La imposibilidad de estudiar lo deseado

Entre los colectivos más vulnerables, la inseguridad económica ha implicado volver a vivir con los padres o no poder empezar los estudios que querían. En la muestra se indica que el 40,6% de los jóvenes entrevistados declararon sufrir problemas de salud, esto es, sentirse ansiosos o angustiados, tener dificultades para dormir o sufrir un problema de salud física, debido a dificultades económicas, siendo, de nuevo, los migrantes y las personas no binarias las más expuestas a este riesgo.

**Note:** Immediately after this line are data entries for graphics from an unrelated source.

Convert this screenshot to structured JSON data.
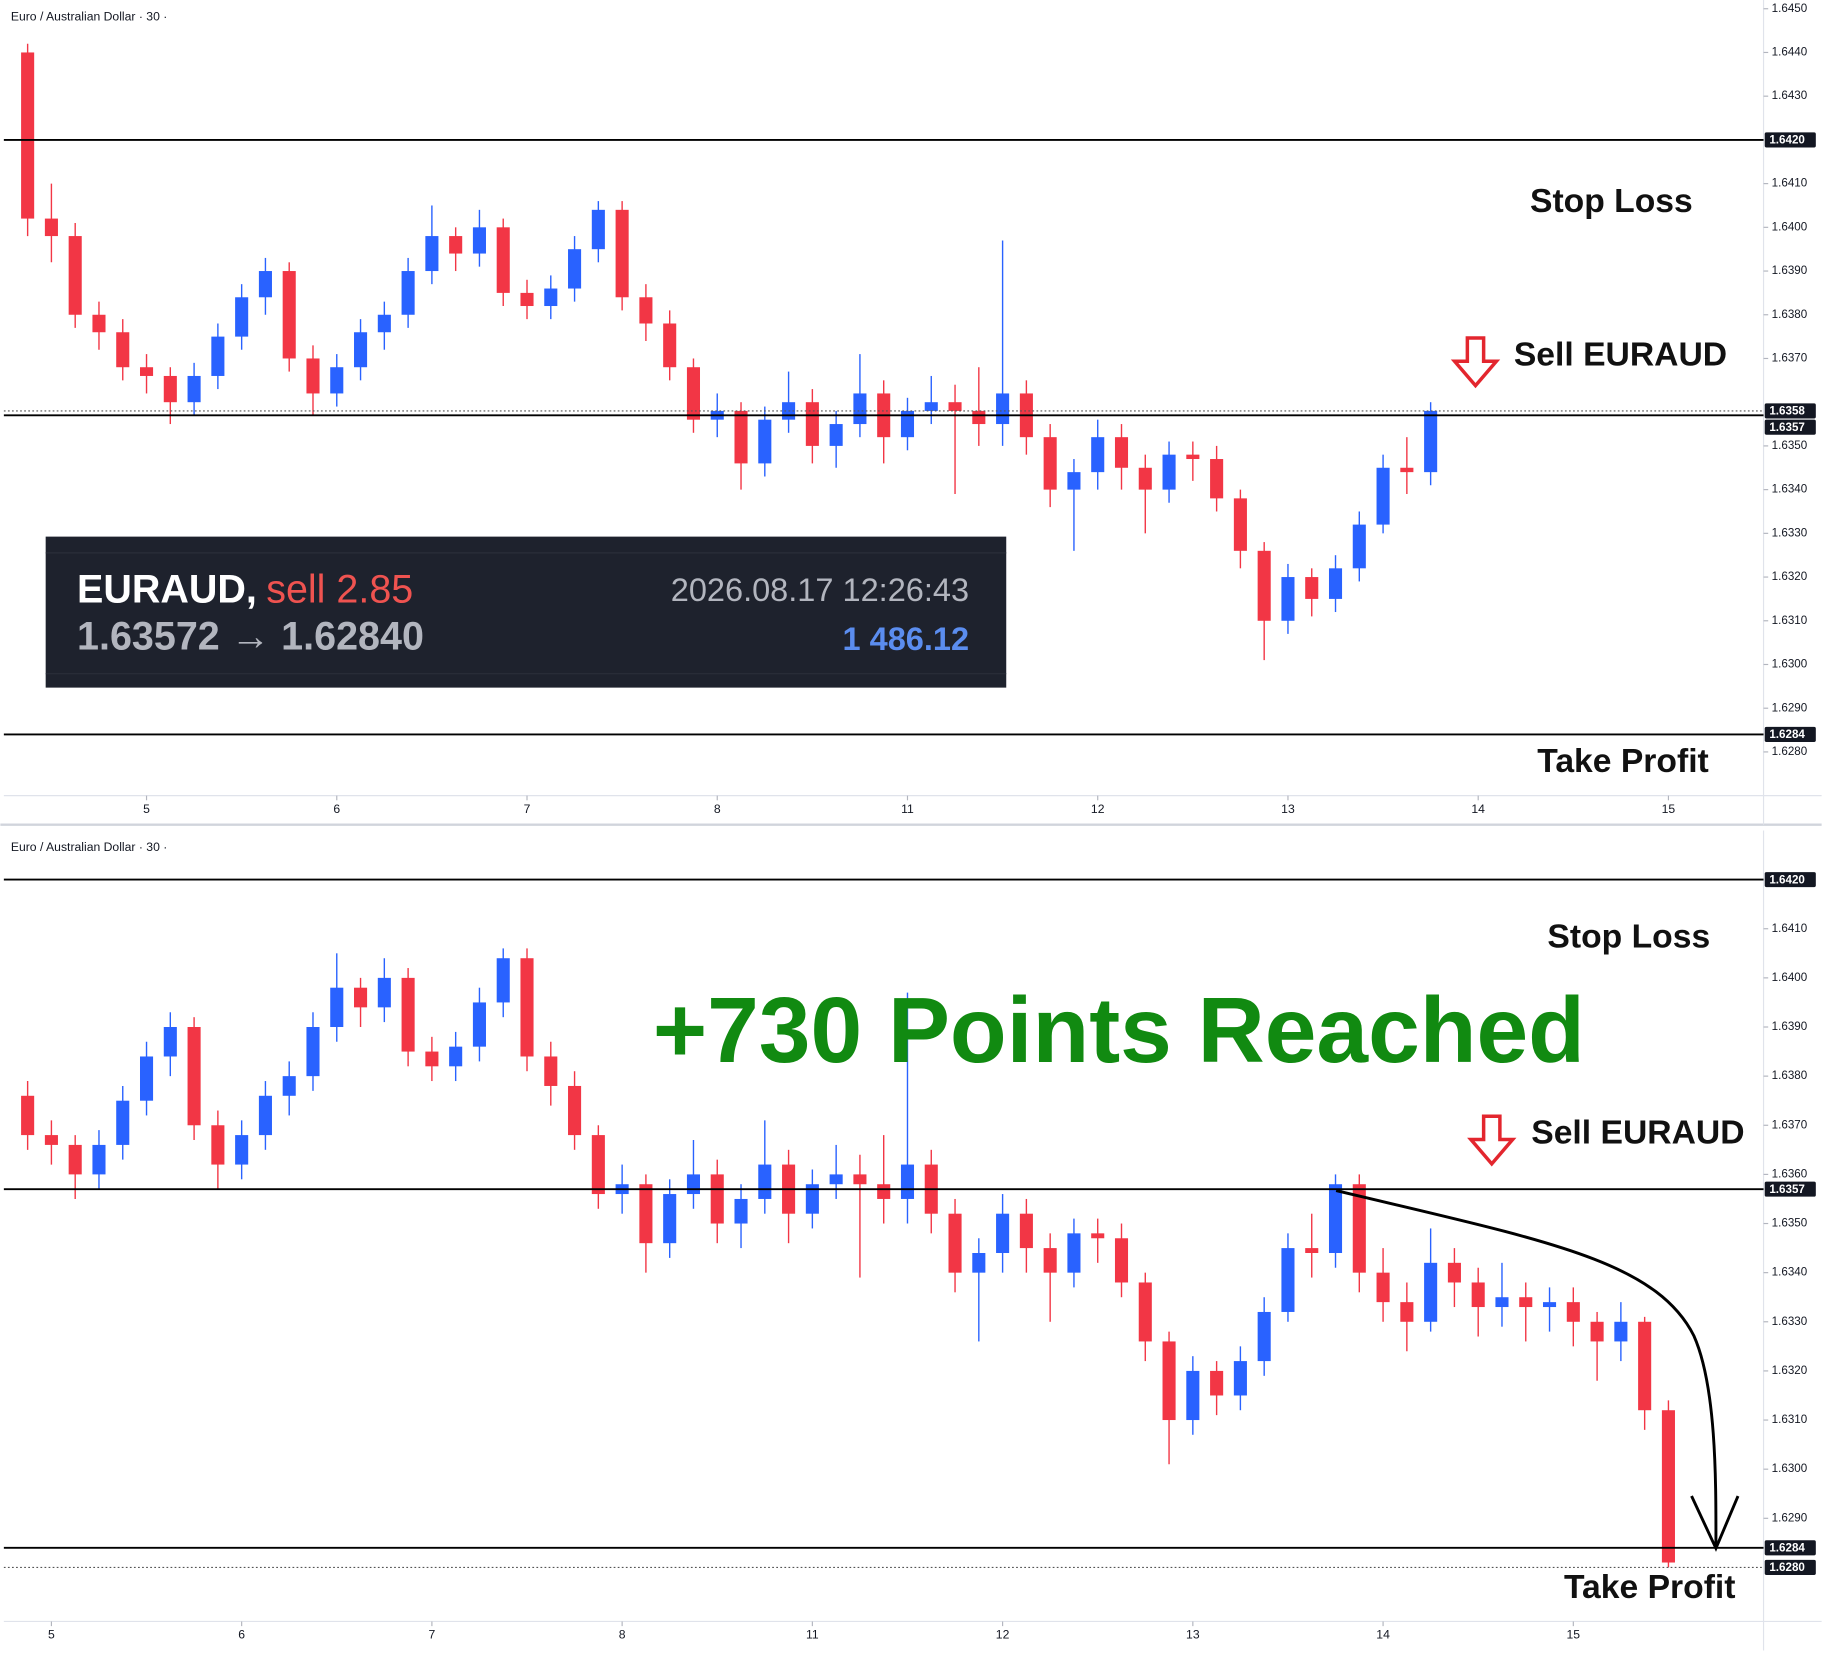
{
  "chart_data": [
    {
      "type": "candlestick",
      "title": "Euro / Australian Dollar · 30 ·",
      "up_color": "#2962ff",
      "down_color": "#f23645",
      "grid": false,
      "xlim": [
        0,
        74
      ],
      "ylim": [
        1.627,
        1.6452
      ],
      "xticks": [
        {
          "value": 6,
          "label": "5"
        },
        {
          "value": 14,
          "label": "6"
        },
        {
          "value": 22,
          "label": "7"
        },
        {
          "value": 30,
          "label": "8"
        },
        {
          "value": 38,
          "label": "11"
        },
        {
          "value": 46,
          "label": "12"
        },
        {
          "value": 54,
          "label": "13"
        },
        {
          "value": 62,
          "label": "14"
        },
        {
          "value": 70,
          "label": "15"
        }
      ],
      "yticks": [
        {
          "value": 1.645,
          "label": "1.6450"
        },
        {
          "value": 1.644,
          "label": "1.6440"
        },
        {
          "value": 1.643,
          "label": "1.6430"
        },
        {
          "value": 1.641,
          "label": "1.6410"
        },
        {
          "value": 1.64,
          "label": "1.6400"
        },
        {
          "value": 1.639,
          "label": "1.6390"
        },
        {
          "value": 1.638,
          "label": "1.6380"
        },
        {
          "value": 1.637,
          "label": "1.6370"
        },
        {
          "value": 1.635,
          "label": "1.6350"
        },
        {
          "value": 1.634,
          "label": "1.6340"
        },
        {
          "value": 1.633,
          "label": "1.6330"
        },
        {
          "value": 1.632,
          "label": "1.6320"
        },
        {
          "value": 1.631,
          "label": "1.6310"
        },
        {
          "value": 1.63,
          "label": "1.6300"
        },
        {
          "value": 1.629,
          "label": "1.6290"
        },
        {
          "value": 1.628,
          "label": "1.6280"
        }
      ],
      "levels": [
        {
          "value": 1.642,
          "label": "1.6420",
          "style": "solid"
        },
        {
          "value": 1.6358,
          "label": "1.6358",
          "style": "dotted"
        },
        {
          "value": 1.6357,
          "label": "1.6357",
          "style": "solid"
        },
        {
          "value": 1.6284,
          "label": "1.6284",
          "style": "solid"
        }
      ],
      "stop_loss_label": "Stop Loss",
      "sell_label": "Sell EURAUD",
      "take_profit_label": "Take Profit",
      "trade_panel": {
        "symbol": "EURAUD,",
        "side": "sell 2.85",
        "time": "2026.08.17 12:26:43",
        "prices": "1.63572 → 1.62840",
        "profit": "1 486.12"
      },
      "x": [
        1,
        2,
        3,
        4,
        5,
        6,
        7,
        8,
        9,
        10,
        11,
        12,
        13,
        14,
        15,
        16,
        17,
        18,
        19,
        20,
        21,
        22,
        23,
        24,
        25,
        26,
        27,
        28,
        29,
        30,
        31,
        32,
        33,
        34,
        35,
        36,
        37,
        38,
        39,
        40,
        41,
        42,
        43,
        44,
        45,
        46,
        47,
        48,
        49,
        50,
        51,
        52,
        53,
        54,
        55,
        56,
        57,
        58,
        59,
        60
      ],
      "open": [
        1.644,
        1.6402,
        1.6398,
        1.638,
        1.6376,
        1.6368,
        1.6366,
        1.636,
        1.6366,
        1.6375,
        1.6384,
        1.639,
        1.637,
        1.6362,
        1.6368,
        1.6376,
        1.638,
        1.639,
        1.6398,
        1.6394,
        1.64,
        1.6385,
        1.6382,
        1.6386,
        1.6395,
        1.6404,
        1.6384,
        1.6378,
        1.6368,
        1.6356,
        1.6358,
        1.6346,
        1.6356,
        1.636,
        1.635,
        1.6355,
        1.6362,
        1.6352,
        1.6358,
        1.636,
        1.6358,
        1.6355,
        1.6362,
        1.6352,
        1.634,
        1.6344,
        1.6352,
        1.6345,
        1.634,
        1.6348,
        1.6347,
        1.6338,
        1.6326,
        1.631,
        1.632,
        1.6315,
        1.6322,
        1.6332,
        1.6345,
        1.6344
      ],
      "high": [
        1.6442,
        1.641,
        1.6401,
        1.6383,
        1.6379,
        1.6371,
        1.6368,
        1.6369,
        1.6378,
        1.6387,
        1.6393,
        1.6392,
        1.6373,
        1.6371,
        1.6379,
        1.6383,
        1.6393,
        1.6405,
        1.64,
        1.6404,
        1.6402,
        1.6388,
        1.6389,
        1.6398,
        1.6406,
        1.6406,
        1.6387,
        1.6381,
        1.637,
        1.6362,
        1.636,
        1.6359,
        1.6367,
        1.6363,
        1.6358,
        1.6371,
        1.6365,
        1.6361,
        1.6366,
        1.6364,
        1.6368,
        1.6397,
        1.6365,
        1.6355,
        1.6347,
        1.6356,
        1.6355,
        1.6348,
        1.6351,
        1.6351,
        1.635,
        1.634,
        1.6328,
        1.6323,
        1.6322,
        1.6325,
        1.6335,
        1.6348,
        1.6352,
        1.636
      ],
      "low": [
        1.6398,
        1.6392,
        1.6377,
        1.6372,
        1.6365,
        1.6362,
        1.6355,
        1.6357,
        1.6363,
        1.6372,
        1.638,
        1.6367,
        1.6357,
        1.6359,
        1.6365,
        1.6372,
        1.6377,
        1.6387,
        1.639,
        1.6391,
        1.6382,
        1.6379,
        1.6379,
        1.6383,
        1.6392,
        1.6381,
        1.6374,
        1.6365,
        1.6353,
        1.6352,
        1.634,
        1.6343,
        1.6353,
        1.6346,
        1.6345,
        1.6352,
        1.6346,
        1.6349,
        1.6355,
        1.6339,
        1.635,
        1.635,
        1.6348,
        1.6336,
        1.6326,
        1.634,
        1.634,
        1.633,
        1.6337,
        1.6342,
        1.6335,
        1.6322,
        1.6301,
        1.6307,
        1.6311,
        1.6312,
        1.6319,
        1.633,
        1.6339,
        1.6341
      ],
      "close": [
        1.6402,
        1.6398,
        1.638,
        1.6376,
        1.6368,
        1.6366,
        1.636,
        1.6366,
        1.6375,
        1.6384,
        1.639,
        1.637,
        1.6362,
        1.6368,
        1.6376,
        1.638,
        1.639,
        1.6398,
        1.6394,
        1.64,
        1.6385,
        1.6382,
        1.6386,
        1.6395,
        1.6404,
        1.6384,
        1.6378,
        1.6368,
        1.6356,
        1.6358,
        1.6346,
        1.6356,
        1.636,
        1.635,
        1.6355,
        1.6362,
        1.6352,
        1.6358,
        1.636,
        1.6358,
        1.6355,
        1.6362,
        1.6352,
        1.634,
        1.6344,
        1.6352,
        1.6345,
        1.634,
        1.6348,
        1.6347,
        1.6338,
        1.6326,
        1.631,
        1.632,
        1.6315,
        1.6322,
        1.6332,
        1.6345,
        1.6344,
        1.6358
      ]
    },
    {
      "type": "candlestick",
      "title": "Euro / Australian Dollar · 30 ·",
      "up_color": "#2962ff",
      "down_color": "#f23645",
      "grid": false,
      "xlim": [
        0,
        74
      ],
      "ylim": [
        1.6269,
        1.643
      ],
      "xticks": [
        {
          "value": 2,
          "label": "5"
        },
        {
          "value": 10,
          "label": "6"
        },
        {
          "value": 18,
          "label": "7"
        },
        {
          "value": 26,
          "label": "8"
        },
        {
          "value": 34,
          "label": "11"
        },
        {
          "value": 42,
          "label": "12"
        },
        {
          "value": 50,
          "label": "13"
        },
        {
          "value": 58,
          "label": "14"
        },
        {
          "value": 66,
          "label": "15"
        }
      ],
      "yticks": [
        {
          "value": 1.641,
          "label": "1.6410"
        },
        {
          "value": 1.64,
          "label": "1.6400"
        },
        {
          "value": 1.639,
          "label": "1.6390"
        },
        {
          "value": 1.638,
          "label": "1.6380"
        },
        {
          "value": 1.637,
          "label": "1.6370"
        },
        {
          "value": 1.636,
          "label": "1.6360"
        },
        {
          "value": 1.635,
          "label": "1.6350"
        },
        {
          "value": 1.634,
          "label": "1.6340"
        },
        {
          "value": 1.633,
          "label": "1.6330"
        },
        {
          "value": 1.632,
          "label": "1.6320"
        },
        {
          "value": 1.631,
          "label": "1.6310"
        },
        {
          "value": 1.63,
          "label": "1.6300"
        },
        {
          "value": 1.629,
          "label": "1.6290"
        }
      ],
      "levels": [
        {
          "value": 1.642,
          "label": "1.6420",
          "style": "solid"
        },
        {
          "value": 1.6357,
          "label": "1.6357",
          "style": "solid"
        },
        {
          "value": 1.6284,
          "label": "1.6284",
          "style": "solid"
        },
        {
          "value": 1.628,
          "label": "1.6280",
          "style": "dotted"
        }
      ],
      "stop_loss_label": "Stop Loss",
      "sell_label": "Sell EURAUD",
      "take_profit_label": "Take Profit",
      "headline": "+730 Points Reached",
      "headline_color": "#118a11",
      "x": [
        1,
        2,
        3,
        4,
        5,
        6,
        7,
        8,
        9,
        10,
        11,
        12,
        13,
        14,
        15,
        16,
        17,
        18,
        19,
        20,
        21,
        22,
        23,
        24,
        25,
        26,
        27,
        28,
        29,
        30,
        31,
        32,
        33,
        34,
        35,
        36,
        37,
        38,
        39,
        40,
        41,
        42,
        43,
        44,
        45,
        46,
        47,
        48,
        49,
        50,
        51,
        52,
        53,
        54,
        55,
        56,
        57,
        58,
        59,
        60,
        61,
        62,
        63,
        64,
        65,
        66,
        67,
        68,
        69,
        70
      ],
      "open": [
        1.6376,
        1.6368,
        1.6366,
        1.636,
        1.6366,
        1.6375,
        1.6384,
        1.639,
        1.637,
        1.6362,
        1.6368,
        1.6376,
        1.638,
        1.639,
        1.6398,
        1.6394,
        1.64,
        1.6385,
        1.6382,
        1.6386,
        1.6395,
        1.6404,
        1.6384,
        1.6378,
        1.6368,
        1.6356,
        1.6358,
        1.6346,
        1.6356,
        1.636,
        1.635,
        1.6355,
        1.6362,
        1.6352,
        1.6358,
        1.636,
        1.6358,
        1.6355,
        1.6362,
        1.6352,
        1.634,
        1.6344,
        1.6352,
        1.6345,
        1.634,
        1.6348,
        1.6347,
        1.6338,
        1.6326,
        1.631,
        1.632,
        1.6315,
        1.6322,
        1.6332,
        1.6345,
        1.6344,
        1.6358,
        1.634,
        1.6334,
        1.633,
        1.6342,
        1.6338,
        1.6333,
        1.6335,
        1.6333,
        1.6334,
        1.633,
        1.6326,
        1.633,
        1.6312
      ],
      "high": [
        1.6379,
        1.6371,
        1.6368,
        1.6369,
        1.6378,
        1.6387,
        1.6393,
        1.6392,
        1.6373,
        1.6371,
        1.6379,
        1.6383,
        1.6393,
        1.6405,
        1.64,
        1.6404,
        1.6402,
        1.6388,
        1.6389,
        1.6398,
        1.6406,
        1.6406,
        1.6387,
        1.6381,
        1.637,
        1.6362,
        1.636,
        1.6359,
        1.6367,
        1.6363,
        1.6358,
        1.6371,
        1.6365,
        1.6361,
        1.6366,
        1.6364,
        1.6368,
        1.6397,
        1.6365,
        1.6355,
        1.6347,
        1.6356,
        1.6355,
        1.6348,
        1.6351,
        1.6351,
        1.635,
        1.634,
        1.6328,
        1.6323,
        1.6322,
        1.6325,
        1.6335,
        1.6348,
        1.6352,
        1.636,
        1.636,
        1.6345,
        1.6338,
        1.6349,
        1.6345,
        1.6341,
        1.6342,
        1.6338,
        1.6337,
        1.6337,
        1.6332,
        1.6334,
        1.6331,
        1.6314
      ],
      "low": [
        1.6365,
        1.6362,
        1.6355,
        1.6357,
        1.6363,
        1.6372,
        1.638,
        1.6367,
        1.6357,
        1.6359,
        1.6365,
        1.6372,
        1.6377,
        1.6387,
        1.639,
        1.6391,
        1.6382,
        1.6379,
        1.6379,
        1.6383,
        1.6392,
        1.6381,
        1.6374,
        1.6365,
        1.6353,
        1.6352,
        1.634,
        1.6343,
        1.6353,
        1.6346,
        1.6345,
        1.6352,
        1.6346,
        1.6349,
        1.6355,
        1.6339,
        1.635,
        1.635,
        1.6348,
        1.6336,
        1.6326,
        1.634,
        1.634,
        1.633,
        1.6337,
        1.6342,
        1.6335,
        1.6322,
        1.6301,
        1.6307,
        1.6311,
        1.6312,
        1.6319,
        1.633,
        1.6339,
        1.6341,
        1.6336,
        1.633,
        1.6324,
        1.6328,
        1.6333,
        1.6327,
        1.6329,
        1.6326,
        1.6328,
        1.6325,
        1.6318,
        1.6322,
        1.6308,
        1.628
      ],
      "close": [
        1.6368,
        1.6366,
        1.636,
        1.6366,
        1.6375,
        1.6384,
        1.639,
        1.637,
        1.6362,
        1.6368,
        1.6376,
        1.638,
        1.639,
        1.6398,
        1.6394,
        1.64,
        1.6385,
        1.6382,
        1.6386,
        1.6395,
        1.6404,
        1.6384,
        1.6378,
        1.6368,
        1.6356,
        1.6358,
        1.6346,
        1.6356,
        1.636,
        1.635,
        1.6355,
        1.6362,
        1.6352,
        1.6358,
        1.636,
        1.6358,
        1.6355,
        1.6362,
        1.6352,
        1.634,
        1.6344,
        1.6352,
        1.6345,
        1.634,
        1.6348,
        1.6347,
        1.6338,
        1.6326,
        1.631,
        1.632,
        1.6315,
        1.6322,
        1.6332,
        1.6345,
        1.6344,
        1.6358,
        1.634,
        1.6334,
        1.633,
        1.6342,
        1.6338,
        1.6333,
        1.6335,
        1.6333,
        1.6334,
        1.633,
        1.6326,
        1.633,
        1.6312,
        1.6281
      ]
    }
  ]
}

Ahora bien, aquellos jóvenes que aún viven con su familia o en pareja están “menos expuestos” a fenómenos como no llegar a fin de mes, retrasos en las facturas o no poder pagar, como hogar, gastos inesperados. En este contexto, los costes de la vivienda suponen una “carga pesada” para cerca de 4 de cada 10 adultos jóvenes de la muestra, independientemente de la composición de su hogar.

Con carácter general, los encuestados que sienten estar en una situación de precariedad extrema “se han visto más afectados por el actual contexto macroeconómico desfavorable que los que se consideran menos precarios”. Para los primeros, se detalla en el estudio, “la inflación (64,1%) y los costes energéticos (65,3%) han representado un importante factor determinante que ha puesto en entredicho la seguridad económica de sus familias, mientras que en el segundo grupo, con niveles más bajos de precariedad subjetiva, estos porcentajes han sido del 56,9% y el 56,5%, respectivamente”.

Los costes relacionados con la vivienda (41,5% en los primeros, 24,4% en los segundos) y los bajos ingresos laborales (42,2% frente a 16,8%) también suponen desafíos importantes para los que se sienten más precarios en la muestra.